Cruelty to humans - in the name of science - should never be tolerated under any circumstances, nor should cruelty to animals; in particular, domestic animals that civilized peoples have embraced as pets and have trained as helpful sources of support for the blind and others. There are instances that have been brought to light in some areas of the world where animals like dogs and cats are used for experiments that are cruel and heartless. This is not an attempt to equate what the Germans did to humans, but the point can be made that it is unconscionable for humans or domestic animals that are used as pets or helpful assistants to be tortured in the name of science. On page 87, it was certainly inhumane for the Nazis to perform experiments on prisoners at the camp. In Spitz's book, the Prosecutor (McHaney) asked witness Walter Neff about the Nazi freezing experiments, which were apparently designed to help Nazi soldiers whose planes may unfortunately crash in cold water survive the terrible chilling effect of the water.

Out of the total of two hundred eighty or three hundred prisoners used, how many died?" Neff responded, "Approximately eighty to ninety subjects died..." Some of the subjects used in these experiments were placed in a basin of water naked; the temperature of the water had been lowered to three decrees Centigrade. After the subjects' body had been frozen "down to a twenty-five degrees body temperature" (89), the individual lost consciousness. Some were simply kept in the water until "they were dead."

Now anyone reading this book in this section can feel enormous empathy and sympathy for a victim of such a cruel experiment; but it is also possible to imagine the Nazis putting a dog (let's say a Black Labrador or a Beagle) or a Gray Tabby cat - or even a pig - into icy cold water to see if they could survive very long. Is that any different from science experiments that allow researchers to cut open a live dog or pig for research purposes? The lesson here is civilized humans of course should never conduct experiments on humans that cause pain and serious injury - but the same should be true when it comes to pets that people normally love and care for as participants in a family environment.

Moreover, mentally ill persons should always be treated with respect and dignity, in war or in peacetime, in industrialized nations or in developing nations. The United Nations, the World Health Organization, and other internationally respected organizations such as the Red Cross, have well spelled out covenants dealing with the rights of those who suffer from handicaps. But in all too many cases throughout the world, persons with emotional and mental handicaps are misunderstood, mistreated, and often receive improper care. In the case of the Nazi experimenters, the Germans of course went to extreme, as "...amputations of the whole leg (at the hip joint) were carried out [on mentally challenged prisoners] or on others, amputation of the whole arm (with the shoulder blade) were carried out" (118), according to Dr. Maczka at the trial for the medical experiments.
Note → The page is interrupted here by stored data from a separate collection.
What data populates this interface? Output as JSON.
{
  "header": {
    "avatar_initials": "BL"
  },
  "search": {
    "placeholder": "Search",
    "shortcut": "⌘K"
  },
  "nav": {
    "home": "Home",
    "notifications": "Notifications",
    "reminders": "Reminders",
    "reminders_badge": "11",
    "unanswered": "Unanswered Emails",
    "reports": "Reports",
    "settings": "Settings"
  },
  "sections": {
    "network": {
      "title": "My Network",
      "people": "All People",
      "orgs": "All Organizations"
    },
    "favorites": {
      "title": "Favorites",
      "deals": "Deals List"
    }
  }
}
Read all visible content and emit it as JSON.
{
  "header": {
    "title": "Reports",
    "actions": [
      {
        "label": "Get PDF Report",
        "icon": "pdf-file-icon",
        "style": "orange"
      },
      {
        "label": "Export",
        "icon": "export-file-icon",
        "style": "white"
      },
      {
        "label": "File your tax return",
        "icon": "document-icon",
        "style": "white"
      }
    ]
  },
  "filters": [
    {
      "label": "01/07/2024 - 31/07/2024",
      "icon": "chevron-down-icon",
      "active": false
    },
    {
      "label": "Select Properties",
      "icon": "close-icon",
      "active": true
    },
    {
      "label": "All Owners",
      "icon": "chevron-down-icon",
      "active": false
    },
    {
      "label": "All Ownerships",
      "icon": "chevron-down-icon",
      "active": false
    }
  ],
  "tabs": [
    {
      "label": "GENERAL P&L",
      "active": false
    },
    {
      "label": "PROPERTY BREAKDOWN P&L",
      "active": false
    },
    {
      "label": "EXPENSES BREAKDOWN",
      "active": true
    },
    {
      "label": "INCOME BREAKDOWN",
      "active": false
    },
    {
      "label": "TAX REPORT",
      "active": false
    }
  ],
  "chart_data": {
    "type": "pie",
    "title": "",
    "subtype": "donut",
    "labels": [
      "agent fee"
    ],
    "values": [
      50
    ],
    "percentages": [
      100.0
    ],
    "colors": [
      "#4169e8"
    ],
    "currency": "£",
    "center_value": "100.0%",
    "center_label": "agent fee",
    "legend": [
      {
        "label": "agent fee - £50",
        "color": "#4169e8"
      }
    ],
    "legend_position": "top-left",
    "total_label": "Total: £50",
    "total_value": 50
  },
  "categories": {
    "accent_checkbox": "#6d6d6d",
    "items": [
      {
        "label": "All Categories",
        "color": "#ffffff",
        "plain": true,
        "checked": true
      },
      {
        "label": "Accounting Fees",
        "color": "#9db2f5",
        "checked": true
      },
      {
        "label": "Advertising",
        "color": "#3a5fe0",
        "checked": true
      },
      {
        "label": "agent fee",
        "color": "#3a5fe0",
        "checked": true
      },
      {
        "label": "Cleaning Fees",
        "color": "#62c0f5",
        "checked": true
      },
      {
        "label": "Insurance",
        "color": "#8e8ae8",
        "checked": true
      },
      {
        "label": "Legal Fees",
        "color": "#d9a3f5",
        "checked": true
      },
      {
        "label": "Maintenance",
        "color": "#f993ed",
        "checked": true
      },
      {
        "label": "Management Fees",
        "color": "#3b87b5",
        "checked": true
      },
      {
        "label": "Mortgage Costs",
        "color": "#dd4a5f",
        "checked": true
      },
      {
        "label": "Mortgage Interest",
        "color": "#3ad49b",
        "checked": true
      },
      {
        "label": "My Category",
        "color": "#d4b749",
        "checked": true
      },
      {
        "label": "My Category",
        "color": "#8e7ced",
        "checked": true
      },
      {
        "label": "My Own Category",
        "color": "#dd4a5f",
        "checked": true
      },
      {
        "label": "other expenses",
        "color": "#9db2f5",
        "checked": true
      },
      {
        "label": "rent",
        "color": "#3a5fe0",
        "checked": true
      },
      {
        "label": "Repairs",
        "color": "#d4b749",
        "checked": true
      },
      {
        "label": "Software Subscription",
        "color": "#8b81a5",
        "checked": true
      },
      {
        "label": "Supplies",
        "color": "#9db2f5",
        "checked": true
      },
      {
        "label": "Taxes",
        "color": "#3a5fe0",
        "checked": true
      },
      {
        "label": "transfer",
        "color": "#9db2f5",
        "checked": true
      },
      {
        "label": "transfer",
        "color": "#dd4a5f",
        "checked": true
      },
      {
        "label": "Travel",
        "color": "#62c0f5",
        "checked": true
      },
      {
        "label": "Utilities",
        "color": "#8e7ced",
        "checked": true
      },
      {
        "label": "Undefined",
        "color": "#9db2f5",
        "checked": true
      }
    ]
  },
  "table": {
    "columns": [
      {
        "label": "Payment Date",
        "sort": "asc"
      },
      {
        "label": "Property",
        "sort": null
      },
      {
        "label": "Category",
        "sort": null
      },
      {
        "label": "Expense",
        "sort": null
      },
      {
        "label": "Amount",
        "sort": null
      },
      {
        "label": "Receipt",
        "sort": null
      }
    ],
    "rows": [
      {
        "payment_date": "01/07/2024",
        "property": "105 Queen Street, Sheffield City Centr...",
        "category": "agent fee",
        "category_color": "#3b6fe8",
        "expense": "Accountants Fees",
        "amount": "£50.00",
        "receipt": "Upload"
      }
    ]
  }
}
Can anyone who was brought up to respect human life imagine a mentally or emotionally challenged person being strapped down on a table and having their whole leg sliced off without any proper medication? The book that Spitz has written brings readers closer to an understanding of how frighteningly pitiless, mean-spirited and pathologically criminal these acts of experimenting on humans truly were.

Using what the Germans did is not intended to be a typical example of how mentally handicapped people are treated as part of the healthcare industry's approach, or the strategies taken by schools and other institutions under whose care emotionally troubled people have been placed. But it serves as an example in the sense that any mistreatment of mentally troubled citizens is a crime, not just the murderous bloodletting that the Nazis engaged in.